When the performer “can reach forward 5 cm (2 inches)” the observer would recognize the shift of the COG to edge of BOS by transferring body weight on to the metatarsal heads. As the reach proceeds the BOS begins to change from the full foot to the rise of the heels on to the metatarsal heads. Predictably the performer will be straining as strong gastrocsoleus is required as a counter force. The problem solving approach would be to seek to enhance the lower extremity strength to counter the forward motion, or to improve the posterior chain to again pull the body back. Instead the loss of balance indicates that the COG has left the BOS, most likely moving anterior of the BOS.

However no matter how strong the lower extremities are, completing the “can reach forward 12 cm (5 inches)” and “can reach forward confidently 25 cm (10 inches)” will not be attainable. What is required is a critical task to maintain the COG over BOS. The key is the standing hip hinge. Ironically in order to reach more forward, must be better at maintaining the COG above the BOS through the use of posterior weight shift. The hip hinge has been present before, however in the seated position and as a critical task of the sit to stand to sit components. In the standing symmetrical position utilized for this test, different body segments are contributing to the movement in different ways. Knee extension is required to perform this test and as such requires adequate biceps femoris length to attain the knee extension position. This is not enough to complete the test however, as the biceps femoris must also be flexible and strong enough to assist in controlling the anterior pelvic tilt that is part of the hip hinge movement.

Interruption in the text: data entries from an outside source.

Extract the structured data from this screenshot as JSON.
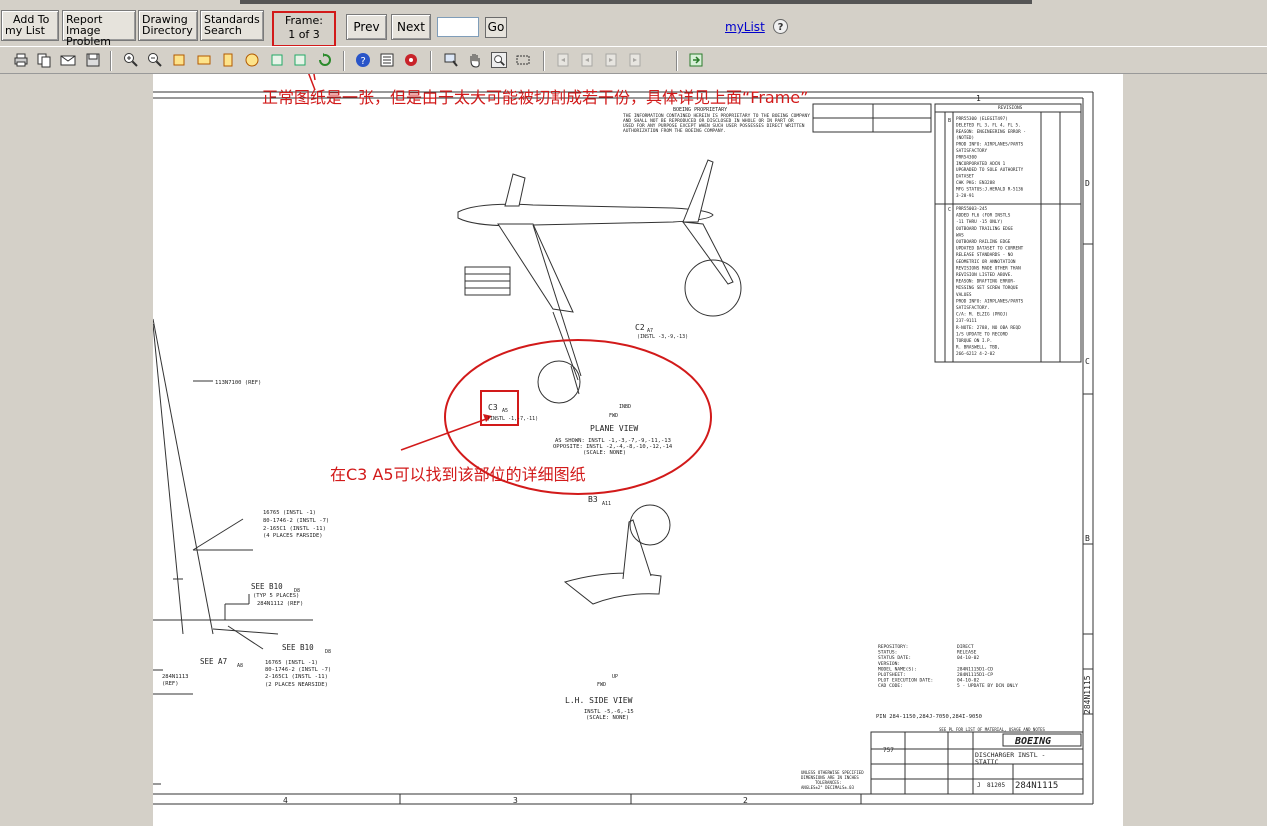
{
  "toolbar_top": {
    "add_to_list": [
      "Add To",
      "my List"
    ],
    "report_image": [
      "Report Image",
      "Problem"
    ],
    "drawing_directory": [
      "Drawing",
      "Directory"
    ],
    "standards_search": [
      "Standards",
      "Search"
    ],
    "frame_label": "Frame:",
    "frame_value": "1 of 3",
    "prev": "Prev",
    "next": "Next",
    "go": "Go",
    "mylist": "myList",
    "help": "?"
  },
  "annotations": {
    "frame_note": "正常图纸是一张，但是由于太大可能被切割成若干份，具体详见上面“Frame”",
    "c3_note": "在C3 A5可以找到该部位的详细图纸"
  },
  "drawing": {
    "plane_view": "PLANE VIEW",
    "plane_view_sub1": "AS SHOWN: INSTL -1,-3,-7,-9,-11,-13",
    "plane_view_sub2": "OPPOSITE: INSTL -2,-4,-8,-10,-12,-14",
    "plane_view_scale": "(SCALE: NONE)",
    "side_view": "L.H. SIDE VIEW",
    "side_view_sub": "INSTL -5,-6,-15",
    "side_view_scale": "(SCALE: NONE)",
    "c2_ref": "C2",
    "c2_sub": "A7",
    "c2_instl": "(INSTL -3,-9,-13)",
    "c3_ref": "C3",
    "c3_sub": "A5",
    "c3_instl": "(INSTL -1,-7,-11)",
    "b3_ref": "B3",
    "b3_sub": "A11",
    "ref_113": "113N7100 (REF)",
    "parts_far_1": "16765 (INSTL -1)",
    "parts_far_2": "80-1746-2 (INSTL -7)",
    "parts_far_3": "2-165C1 (INSTL -11)",
    "parts_far_4": "(4 PLACES FARSIDE)",
    "see_b10_top": "SEE B10",
    "see_b10_sub": "D8",
    "typ5": "(TYP 5 PLACES)",
    "ref_284": "284N1112 (REF)",
    "see_b10_2": "SEE B10",
    "see_a7": "SEE A7",
    "see_a7_sub": "A8",
    "parts_near_1": "16765 (INSTL -1)",
    "parts_near_2": "80-1746-2 (INSTL -7)",
    "parts_near_3": "2-165C1 (INSTL -11)",
    "parts_near_4": "(2 PLACES NEARSIDE)",
    "ref_2841113": "284N1113",
    "ref_left": "(REF)",
    "inbd": "INBD",
    "fwd": "FWD",
    "up": "UP",
    "fwd2": "FWD",
    "zone_4": "4",
    "zone_3": "3",
    "zone_2": "2",
    "zone_1": "1",
    "zone_d": "D",
    "zone_c": "C",
    "zone_b": "B",
    "revisions_title": "REVISIONS",
    "proprietary_title": "BOEING PROPRIETARY",
    "proprietary_text": [
      "THE INFORMATION CONTAINED HEREIN IS PROPRIETARY TO THE BOEING COMPANY",
      "AND SHALL NOT BE REPRODUCED OR DISCLOSED IN WHOLE OR IN PART OR",
      "USED FOR ANY PURPOSE EXCEPT WHEN SUCH USER POSSESSES DIRECT WRITTEN",
      "AUTHORIZATION FROM THE BOEING COMPANY."
    ],
    "rev_b_lines": [
      "PRR55300 (ELEGIT497)",
      "DELETED FL 3, FL 4, FL 5.",
      "REASON: ENGINEERING ERROR -",
      "(NOTED)",
      "PROD INFO: AIRPLANES/PARTS",
      "SATISFACTORY",
      "PRR54300",
      "INCORPORATED ADCN 1",
      "UPGRADED TO SOLE AUTHORITY",
      "DATASET",
      "CHK PKG: EN3288",
      "MFG STATUS:J.HERALD R-5136",
      "3-28-91"
    ],
    "rev_c_lines": [
      "PRR55003-245",
      "ADDED FL6 (FOR INSTLS",
      "-11 THRU -15 ONLY)",
      "OUTBOARD TRAILING EDGE",
      "WAS",
      "OUTBOARD RAILING EDGE",
      "UPDATED DATASET TO CURRENT",
      "RELEASE STANDARDS - NO",
      "GEOMETRIC OR ANNOTATION",
      "REVISIONS MADE OTHER THAN",
      "REVISION LISTED ABOVE.",
      "REASON: DRAFTING ERROR-",
      "MISSING SET SCREW TORQUE",
      "VALUES",
      "PROD INFO: AIRPLANES/PARTS",
      "SATISFACTORY.",
      "C/A: M. ELZIG (PROJ)",
      "237-9111",
      "R-NOTE: 2788, NO OBA REQD",
      "1/S UPDATE TO RECORD",
      "TORQUE ON I.P.",
      "R. BRASWELL, TBD,",
      "266-6212 4-2-02"
    ],
    "repository_labels": [
      "REPOSITORY:",
      "STATUS:",
      "STATUS DATE:",
      "VERSION:",
      "MODEL NAME(S):",
      "PLOTSHEET:",
      "PLOT EXECUTION DATE:",
      "CAD CODE:"
    ],
    "repository_values": [
      "DIRECT",
      "RELEASE",
      "04-10-02",
      "",
      "284N1115D1-CD",
      "284N1115D1-CP",
      "04-10-02",
      "5 - UPDATE BY DCN ONLY"
    ],
    "pin_line": "PIN 284-1150,284J-7050,284I-9050",
    "boeing": "BOEING",
    "title_lines": [
      "DISCHARGER INSTL -",
      "STATIC"
    ],
    "model": "757",
    "drawing_no": "284N1115",
    "size_code": "J",
    "cage": "81205",
    "side_drawing_no": "284N1115",
    "tolerance_note": [
      "UNLESS OTHERWISE SPECIFIED",
      "DIMENSIONS ARE IN INCHES",
      "TOLERANCES:",
      "ANGLES±2°  DECIMALS±.03"
    ],
    "see_parts_list": "SEE PL FOR LIST OF MATERIAL, USAGE AND NOTES"
  }
}
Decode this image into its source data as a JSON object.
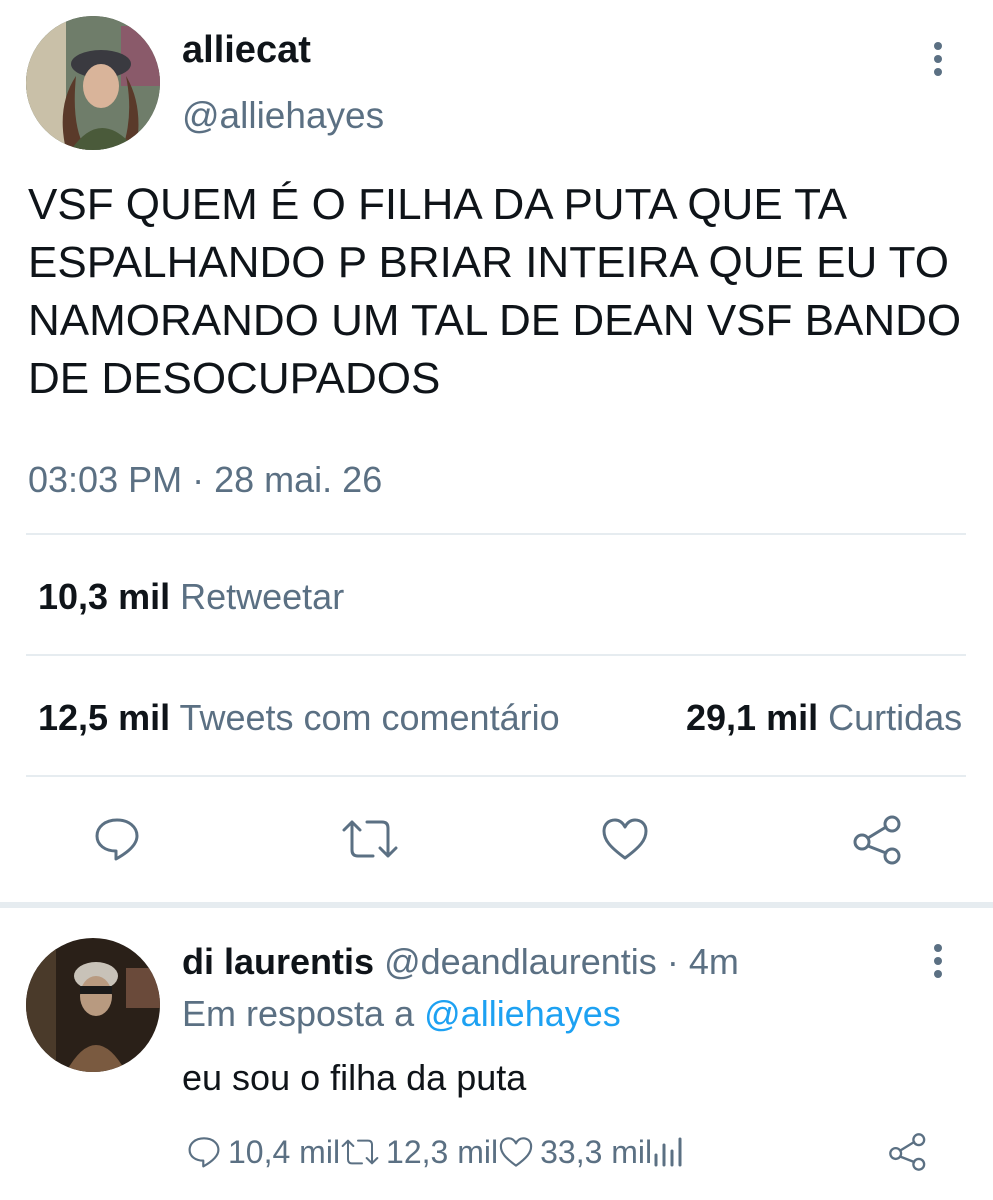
{
  "main_tweet": {
    "display_name": "alliecat",
    "handle": "@alliehayes",
    "text": "VSF QUEM É O FILHA DA PUTA QUE TA ESPALHANDO P BRIAR INTEIRA QUE EU TO NAMORANDO UM TAL DE DEAN VSF BANDO DE DESOCUPADOS",
    "time": "03:03 PM",
    "separator": "·",
    "date": "28 mai. 26",
    "retweets": {
      "count": "10,3 mil",
      "label": "Retweetar"
    },
    "quotes": {
      "count": "12,5 mil",
      "label": "Tweets com comentário"
    },
    "likes": {
      "count": "29,1 mil",
      "label": "Curtidas"
    },
    "actions": [
      "reply-icon",
      "retweet-icon",
      "like-icon",
      "share-icon"
    ]
  },
  "reply": {
    "display_name": "di laurentis",
    "handle": "@deandlaurentis",
    "time_sep": "·",
    "time_ago": "4m",
    "reply_prefix": "Em resposta a",
    "reply_to": "@alliehayes",
    "text": "eu sou o filha da puta",
    "reply_count": "10,4 mil",
    "retweet_count": "12,3 mil",
    "like_count": "33,3 mil"
  },
  "colors": {
    "accent": "#1da1f2",
    "muted": "#5b7083",
    "text": "#0f1419",
    "divider": "#e6ecf0"
  }
}
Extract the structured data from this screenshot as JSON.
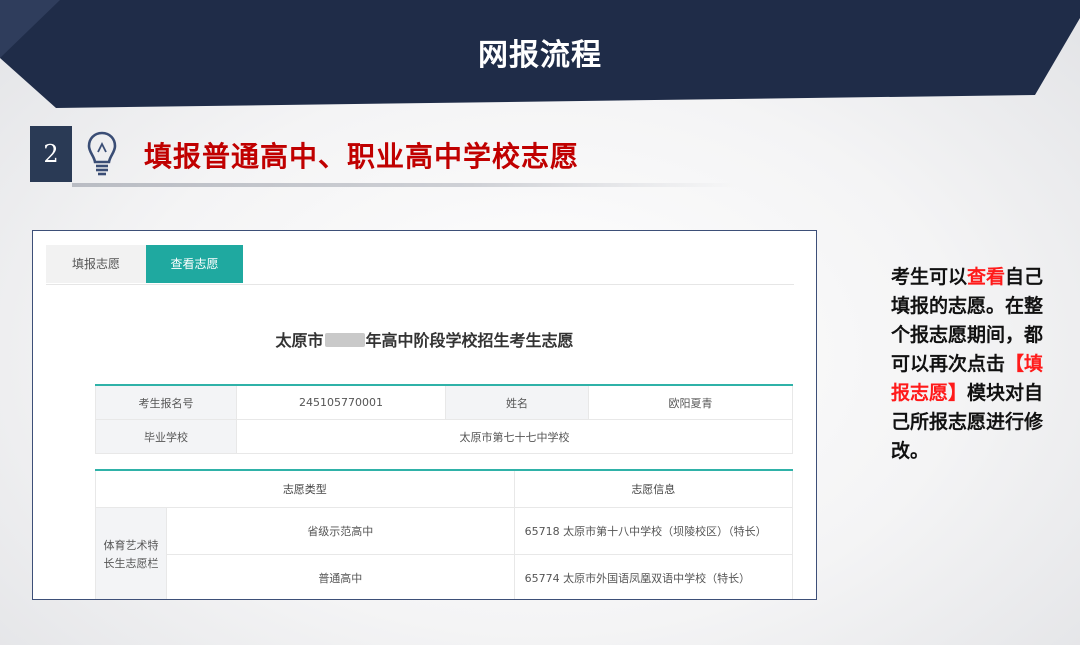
{
  "header": {
    "title": "网报流程"
  },
  "step": {
    "number": "2",
    "title": "填报普通高中、职业高中学校志愿"
  },
  "screenshot": {
    "tabs": [
      {
        "label": "填报志愿",
        "active": false
      },
      {
        "label": "查看志愿",
        "active": true
      }
    ],
    "form_title_prefix": "太原市",
    "form_title_suffix": "年高中阶段学校招生考生志愿",
    "info": {
      "reg_no_label": "考生报名号",
      "reg_no_value": "245105770001",
      "name_label": "姓名",
      "name_value": "欧阳夏青",
      "school_label": "毕业学校",
      "school_value": "太原市第七十七中学校"
    },
    "wish_table": {
      "col_type": "志愿类型",
      "col_info": "志愿信息",
      "group_label": "体育艺术特长生志愿栏",
      "rows": [
        {
          "type": "省级示范高中",
          "info": "65718 太原市第十八中学校（坝陵校区）（特长）"
        },
        {
          "type": "普通高中",
          "info": "65774 太原市外国语凤凰双语中学校（特长）"
        }
      ]
    }
  },
  "side_text": {
    "part1": "考生可以",
    "highlight1": "查看",
    "part2": "自己填报的志愿。在整个报志愿期间，都可以再次点击",
    "highlight2": "【填报志愿】",
    "part3": "模块对自己所报志愿进行修改。"
  },
  "colors": {
    "banner": "#1f2c48",
    "accent": "#c00000",
    "teal": "#1fa9a0"
  }
}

Without adequate length and/or strength the biceps femoris through its origin on the ischial tuberosities will limit the anterior pelvic rotation and initiate a posterior pelvic tilt. As this occurs the lumbar spine will be forced from the extended position into relative flexion, resulting in loss of control of the posterior weight shift maintaining the COG within the BOS. The posterior weight shift to assist the forward reach will be impossible to complete, resulting in a loss of balance.

Within the context of hierarchies of critical tasks it is best to step down to the level of the squat progressions to practice the hip hinge. Using the standing hip hinge to initiate stand to sit, variations on theme can be used to enhance biceps femoris length and eccentric control. Control of the COG with this new available mobility can be practiced with the anterior weight shift in the seated position. From there the BOS is changed to symmetrical stance and the hip hinge with the posterior weight shift introduced.